The Republicans are unlikely to win any of the 5 seats-- although the conservative-leaning Democrats in Hawaii, Maine and New York are incapable of inspiring much grassroots enthusiasm. The one race worth progressive investment is IA-01, where the Democrat is a proven progressive champion, Pat Murphy. You can support him here. Polling in IA-01 doesn't bare out GOP optimism. There are 3 publicly available polls, two from August and one from September and all three, including a partisan GOP poll, show Murphy beating his right-wing opponent, Rob Blum in the D+5 district that Obama won against McCain 58-40% and against Romney 56-42%.

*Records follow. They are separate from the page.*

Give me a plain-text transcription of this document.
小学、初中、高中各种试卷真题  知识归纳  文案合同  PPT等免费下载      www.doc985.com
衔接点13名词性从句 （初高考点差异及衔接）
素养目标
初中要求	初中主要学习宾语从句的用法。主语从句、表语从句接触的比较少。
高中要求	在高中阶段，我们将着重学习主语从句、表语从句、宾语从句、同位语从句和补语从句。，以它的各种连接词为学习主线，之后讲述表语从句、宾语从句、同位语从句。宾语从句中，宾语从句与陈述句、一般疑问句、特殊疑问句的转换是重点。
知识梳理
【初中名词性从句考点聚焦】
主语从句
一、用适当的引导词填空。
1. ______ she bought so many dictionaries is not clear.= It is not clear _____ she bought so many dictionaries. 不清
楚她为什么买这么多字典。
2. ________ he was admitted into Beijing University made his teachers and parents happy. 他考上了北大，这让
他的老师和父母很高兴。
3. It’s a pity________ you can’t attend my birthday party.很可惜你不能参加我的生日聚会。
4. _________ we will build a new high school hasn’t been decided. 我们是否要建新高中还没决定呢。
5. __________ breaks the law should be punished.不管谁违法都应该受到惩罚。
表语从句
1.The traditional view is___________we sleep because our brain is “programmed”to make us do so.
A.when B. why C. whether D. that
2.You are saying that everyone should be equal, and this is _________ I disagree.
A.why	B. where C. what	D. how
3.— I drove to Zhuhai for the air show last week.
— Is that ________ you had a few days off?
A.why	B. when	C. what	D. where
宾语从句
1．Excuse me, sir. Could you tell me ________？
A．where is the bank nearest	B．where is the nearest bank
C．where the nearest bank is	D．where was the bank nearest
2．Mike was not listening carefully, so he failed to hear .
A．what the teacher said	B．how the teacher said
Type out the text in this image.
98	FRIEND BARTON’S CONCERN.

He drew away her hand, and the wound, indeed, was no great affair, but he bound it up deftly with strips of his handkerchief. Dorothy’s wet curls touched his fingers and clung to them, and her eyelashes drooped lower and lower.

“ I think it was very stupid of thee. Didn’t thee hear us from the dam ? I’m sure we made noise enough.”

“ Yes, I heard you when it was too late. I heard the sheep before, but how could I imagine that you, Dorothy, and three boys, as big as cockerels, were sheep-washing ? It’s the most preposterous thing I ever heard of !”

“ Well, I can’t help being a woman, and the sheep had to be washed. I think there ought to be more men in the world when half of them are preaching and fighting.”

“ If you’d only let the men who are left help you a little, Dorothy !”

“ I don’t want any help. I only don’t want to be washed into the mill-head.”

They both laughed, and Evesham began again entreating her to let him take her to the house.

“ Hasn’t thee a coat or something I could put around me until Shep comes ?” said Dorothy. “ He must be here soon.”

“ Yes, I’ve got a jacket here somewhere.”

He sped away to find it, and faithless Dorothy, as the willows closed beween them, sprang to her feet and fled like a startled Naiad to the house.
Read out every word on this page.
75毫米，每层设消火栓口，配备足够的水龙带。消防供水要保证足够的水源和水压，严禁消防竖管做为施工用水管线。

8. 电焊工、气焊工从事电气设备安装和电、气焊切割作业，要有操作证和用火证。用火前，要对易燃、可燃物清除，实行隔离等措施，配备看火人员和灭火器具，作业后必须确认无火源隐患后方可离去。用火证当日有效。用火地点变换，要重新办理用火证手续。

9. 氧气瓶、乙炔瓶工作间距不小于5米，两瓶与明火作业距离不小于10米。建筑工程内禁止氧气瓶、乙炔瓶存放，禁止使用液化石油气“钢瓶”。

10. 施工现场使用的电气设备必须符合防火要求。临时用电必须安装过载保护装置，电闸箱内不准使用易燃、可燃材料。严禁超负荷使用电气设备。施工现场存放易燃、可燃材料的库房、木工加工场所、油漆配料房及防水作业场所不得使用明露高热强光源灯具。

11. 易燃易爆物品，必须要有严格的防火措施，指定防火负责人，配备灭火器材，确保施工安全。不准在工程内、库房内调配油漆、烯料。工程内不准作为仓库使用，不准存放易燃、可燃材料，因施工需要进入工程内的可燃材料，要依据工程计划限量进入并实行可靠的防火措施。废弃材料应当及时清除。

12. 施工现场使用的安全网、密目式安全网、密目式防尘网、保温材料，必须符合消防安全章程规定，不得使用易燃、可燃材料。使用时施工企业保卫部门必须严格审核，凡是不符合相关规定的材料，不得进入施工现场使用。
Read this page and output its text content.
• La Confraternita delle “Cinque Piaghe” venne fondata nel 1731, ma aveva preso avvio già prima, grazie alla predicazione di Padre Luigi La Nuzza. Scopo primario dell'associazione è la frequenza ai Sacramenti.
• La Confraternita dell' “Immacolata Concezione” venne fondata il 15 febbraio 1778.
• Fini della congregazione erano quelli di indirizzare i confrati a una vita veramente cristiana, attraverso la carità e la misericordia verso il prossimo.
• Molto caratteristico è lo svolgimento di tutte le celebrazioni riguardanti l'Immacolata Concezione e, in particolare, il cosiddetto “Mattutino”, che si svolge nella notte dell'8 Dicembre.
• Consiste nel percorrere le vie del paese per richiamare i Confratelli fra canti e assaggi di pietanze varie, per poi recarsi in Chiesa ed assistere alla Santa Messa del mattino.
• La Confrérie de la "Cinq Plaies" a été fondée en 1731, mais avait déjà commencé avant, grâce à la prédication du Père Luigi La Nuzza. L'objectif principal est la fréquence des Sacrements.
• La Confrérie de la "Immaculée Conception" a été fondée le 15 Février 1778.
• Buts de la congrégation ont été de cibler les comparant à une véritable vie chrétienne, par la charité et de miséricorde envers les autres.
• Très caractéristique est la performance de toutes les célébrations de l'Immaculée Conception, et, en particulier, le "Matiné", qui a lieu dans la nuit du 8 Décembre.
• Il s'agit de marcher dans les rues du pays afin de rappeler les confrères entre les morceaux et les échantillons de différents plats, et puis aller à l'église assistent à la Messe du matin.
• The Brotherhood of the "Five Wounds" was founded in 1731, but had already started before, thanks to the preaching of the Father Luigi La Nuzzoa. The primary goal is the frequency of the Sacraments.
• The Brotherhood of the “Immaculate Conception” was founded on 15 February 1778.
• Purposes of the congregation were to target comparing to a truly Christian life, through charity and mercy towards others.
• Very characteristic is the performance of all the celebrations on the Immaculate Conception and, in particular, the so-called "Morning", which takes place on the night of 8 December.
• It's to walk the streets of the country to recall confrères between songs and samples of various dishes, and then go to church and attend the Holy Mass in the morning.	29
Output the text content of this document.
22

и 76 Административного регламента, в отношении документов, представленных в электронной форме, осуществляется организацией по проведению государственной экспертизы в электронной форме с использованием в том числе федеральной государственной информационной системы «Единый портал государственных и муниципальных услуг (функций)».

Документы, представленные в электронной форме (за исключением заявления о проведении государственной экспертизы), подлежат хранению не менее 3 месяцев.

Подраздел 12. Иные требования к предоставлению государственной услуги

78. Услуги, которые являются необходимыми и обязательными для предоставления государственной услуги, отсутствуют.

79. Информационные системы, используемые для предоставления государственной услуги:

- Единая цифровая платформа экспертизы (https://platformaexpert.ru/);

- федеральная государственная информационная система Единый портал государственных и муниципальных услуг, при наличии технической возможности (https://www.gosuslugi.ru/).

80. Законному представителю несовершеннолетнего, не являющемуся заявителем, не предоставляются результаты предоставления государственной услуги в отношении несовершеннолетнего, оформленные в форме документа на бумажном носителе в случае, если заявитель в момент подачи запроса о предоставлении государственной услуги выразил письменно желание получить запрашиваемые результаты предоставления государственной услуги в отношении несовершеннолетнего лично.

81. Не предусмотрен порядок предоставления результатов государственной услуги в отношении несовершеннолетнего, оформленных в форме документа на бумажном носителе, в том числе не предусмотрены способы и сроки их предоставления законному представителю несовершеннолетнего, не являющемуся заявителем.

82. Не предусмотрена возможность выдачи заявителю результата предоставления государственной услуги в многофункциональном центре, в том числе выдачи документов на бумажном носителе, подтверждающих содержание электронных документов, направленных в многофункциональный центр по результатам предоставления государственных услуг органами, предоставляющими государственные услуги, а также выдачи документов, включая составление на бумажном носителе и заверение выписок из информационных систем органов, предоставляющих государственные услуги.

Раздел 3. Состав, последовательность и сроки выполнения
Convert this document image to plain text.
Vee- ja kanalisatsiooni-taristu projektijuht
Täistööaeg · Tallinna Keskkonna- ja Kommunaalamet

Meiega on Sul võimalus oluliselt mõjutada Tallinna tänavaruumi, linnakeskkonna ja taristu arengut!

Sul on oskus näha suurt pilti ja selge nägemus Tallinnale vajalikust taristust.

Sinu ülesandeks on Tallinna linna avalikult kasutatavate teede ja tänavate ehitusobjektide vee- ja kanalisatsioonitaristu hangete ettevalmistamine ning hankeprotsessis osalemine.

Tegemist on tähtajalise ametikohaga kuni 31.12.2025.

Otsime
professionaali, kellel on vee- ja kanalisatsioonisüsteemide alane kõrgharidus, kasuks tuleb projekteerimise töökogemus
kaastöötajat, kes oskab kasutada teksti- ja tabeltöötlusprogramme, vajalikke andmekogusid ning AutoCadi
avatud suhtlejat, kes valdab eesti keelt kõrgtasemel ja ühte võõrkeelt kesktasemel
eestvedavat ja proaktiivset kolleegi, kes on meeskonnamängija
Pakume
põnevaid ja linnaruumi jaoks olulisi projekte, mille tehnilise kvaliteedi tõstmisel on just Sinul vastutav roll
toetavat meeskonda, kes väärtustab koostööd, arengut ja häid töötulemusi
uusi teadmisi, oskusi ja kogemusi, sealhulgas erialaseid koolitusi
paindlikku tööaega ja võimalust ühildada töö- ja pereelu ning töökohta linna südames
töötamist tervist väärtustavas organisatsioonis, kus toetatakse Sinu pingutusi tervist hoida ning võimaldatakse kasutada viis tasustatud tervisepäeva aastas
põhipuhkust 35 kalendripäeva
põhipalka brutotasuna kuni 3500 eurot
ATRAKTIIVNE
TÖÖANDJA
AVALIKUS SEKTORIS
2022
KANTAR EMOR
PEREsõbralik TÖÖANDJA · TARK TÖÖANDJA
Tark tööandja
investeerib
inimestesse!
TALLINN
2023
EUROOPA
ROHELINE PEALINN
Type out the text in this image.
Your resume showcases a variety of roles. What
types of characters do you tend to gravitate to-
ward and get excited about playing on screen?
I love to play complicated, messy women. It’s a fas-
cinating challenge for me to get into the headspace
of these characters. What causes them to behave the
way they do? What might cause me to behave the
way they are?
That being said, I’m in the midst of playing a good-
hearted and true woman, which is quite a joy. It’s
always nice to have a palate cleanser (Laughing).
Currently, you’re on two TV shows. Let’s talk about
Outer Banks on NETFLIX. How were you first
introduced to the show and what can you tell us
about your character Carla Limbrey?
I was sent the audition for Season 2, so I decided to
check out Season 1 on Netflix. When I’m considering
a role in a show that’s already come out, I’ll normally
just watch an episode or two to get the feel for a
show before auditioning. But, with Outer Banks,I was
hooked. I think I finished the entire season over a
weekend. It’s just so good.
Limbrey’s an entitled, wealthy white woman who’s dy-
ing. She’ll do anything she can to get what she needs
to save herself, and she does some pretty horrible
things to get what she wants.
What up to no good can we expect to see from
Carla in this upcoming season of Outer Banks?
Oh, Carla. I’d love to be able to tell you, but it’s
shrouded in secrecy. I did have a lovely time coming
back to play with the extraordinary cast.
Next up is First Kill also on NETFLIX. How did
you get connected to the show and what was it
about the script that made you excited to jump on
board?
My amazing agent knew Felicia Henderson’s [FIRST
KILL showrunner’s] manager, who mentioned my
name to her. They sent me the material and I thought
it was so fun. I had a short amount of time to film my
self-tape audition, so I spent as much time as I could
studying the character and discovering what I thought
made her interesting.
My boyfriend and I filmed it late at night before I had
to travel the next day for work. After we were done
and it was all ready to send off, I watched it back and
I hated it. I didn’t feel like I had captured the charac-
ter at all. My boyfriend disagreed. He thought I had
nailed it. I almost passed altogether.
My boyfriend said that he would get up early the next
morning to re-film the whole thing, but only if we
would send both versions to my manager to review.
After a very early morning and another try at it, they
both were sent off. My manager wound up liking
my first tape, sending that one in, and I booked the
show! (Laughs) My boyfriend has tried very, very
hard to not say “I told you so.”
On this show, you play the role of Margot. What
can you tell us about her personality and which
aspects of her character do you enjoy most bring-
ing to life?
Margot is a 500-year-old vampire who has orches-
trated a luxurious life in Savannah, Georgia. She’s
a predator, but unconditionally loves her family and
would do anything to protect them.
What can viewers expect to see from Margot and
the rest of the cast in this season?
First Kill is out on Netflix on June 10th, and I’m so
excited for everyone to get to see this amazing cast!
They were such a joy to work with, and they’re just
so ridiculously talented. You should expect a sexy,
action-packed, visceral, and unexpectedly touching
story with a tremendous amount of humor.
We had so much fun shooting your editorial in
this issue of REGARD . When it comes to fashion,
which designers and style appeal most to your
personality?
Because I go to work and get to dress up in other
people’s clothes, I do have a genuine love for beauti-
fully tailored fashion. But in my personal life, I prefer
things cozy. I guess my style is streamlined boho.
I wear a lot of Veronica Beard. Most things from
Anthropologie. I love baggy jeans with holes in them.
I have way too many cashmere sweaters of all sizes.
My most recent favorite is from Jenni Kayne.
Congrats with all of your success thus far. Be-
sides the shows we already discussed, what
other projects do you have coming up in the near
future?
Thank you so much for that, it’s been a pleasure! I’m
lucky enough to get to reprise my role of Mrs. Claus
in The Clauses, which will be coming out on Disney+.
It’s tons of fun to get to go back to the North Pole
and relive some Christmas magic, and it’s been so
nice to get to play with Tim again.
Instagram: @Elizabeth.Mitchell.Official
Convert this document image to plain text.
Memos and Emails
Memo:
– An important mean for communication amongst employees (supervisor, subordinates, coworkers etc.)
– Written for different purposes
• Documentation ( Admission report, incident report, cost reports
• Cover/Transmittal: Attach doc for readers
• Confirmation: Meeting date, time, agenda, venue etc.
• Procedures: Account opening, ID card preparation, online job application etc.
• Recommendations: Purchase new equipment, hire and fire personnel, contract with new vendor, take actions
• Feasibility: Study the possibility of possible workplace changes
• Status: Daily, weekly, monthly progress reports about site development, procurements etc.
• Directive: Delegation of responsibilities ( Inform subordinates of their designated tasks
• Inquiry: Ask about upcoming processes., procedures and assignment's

• The Polling Company (R)- Murphy 40%, Blum 35%• Myers Research (D)- Murphy 51%, Blum 40%• Loras College- Murphy 35%, Blum 33%
But what the Republican strategy will do is sop up Democratic resources and prevent them from going into races where they are needed. If the House Majority PAC is spending big bucks on behalf of New Dems Emily Cain in Maine and Dan Maffei in New York-- the way the DCCC is wasting as much as a million dollars of their weak conservative candidate, Pete Aguilar, in California's D+5 Inland Empire district-- they can't use that money to help Democratic candidates in tough races-- let alone expand the field in a Democratic direction by aiding solid Democratic challengers that Israel has ignored, like Paul Clements (MI-06), Kelly Westlund (WI-07), Jason Ritchie (WA-08), Michael Wager (OH-14) and Mike Obermueller (MN-02).